Note that drone photogrammetry has been used to predict the age of hippopotamuses in nature using multiple imputation statistical analyses61. However, the conclusions of such data-driven models are limited without ground-truthing the findings with direct measurements from morphometric data collected in the field. Considering the difficulties in obtaining total body length data and other body measurements of Sumatran elephants in nature, validation data is needed in the form of appropriate morphometric measurements for age and sex, commonly available in ex-situ locations such as zoos. Therefore, we collect an additional dataset from the zoo corresponding to body measurements and their associated ages of 23 individuals with a range of age between 1 and 40 years old. We treated the additional dataset from the zoo as training data to obtain the parameter estimates of the von Bertalanffy growth model and GAM. The growth parameters obtained are used to derive the inverse of the von Bertalanffy model to back-calculate age from the total body length59. We use the R package FSA to obtain the maximum likelihood estimates of the von Bertalanffy growth parameters89 where the 95% confidence interval of corresponding parameters are derived using a nonparametric bootstrap.
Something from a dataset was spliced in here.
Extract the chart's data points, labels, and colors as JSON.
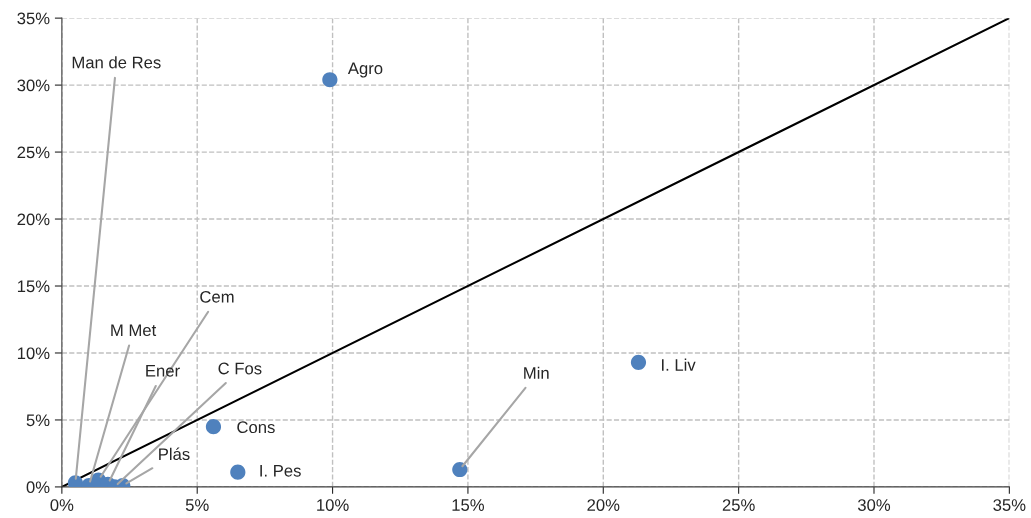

For GAM, we fit the model by setting age as a dependent variable and the body length as a predictor assuming a Gamma model with a log-link function using R package mgcv90. Parameter estimates from both the Von Bertalanffy growth model and GAM are used for comparing the age prediction for given body lengths while assessing the uncertainties e.g., 95% prediction intervals of the prediction. The primary objective of building such models is to estimate the age of elephants from the aerial survey data i.e., predicting individual ages based on the total body length estimated from the snapshot of aerial survey (Fig. S5). We further classify the age group into four classes according to their maturity, i.e., calf (0–1 year), juvenile (1–5 years), sub-adult (5–15 years) and adult (> 15 years)80.

Ethics declaration

Ethical review and approval were not required for this study. We use a non-invasive approach in collecting wild animal data. No live animals were used for this research, and no humans were part of this study. All work was conducted in accordance with Animal Welfare guidelines and received permits and support from the Ministry of Environment and Forestry, the Regional Government of Jambi Province and Forest and Non-Forest Utilization Concessions.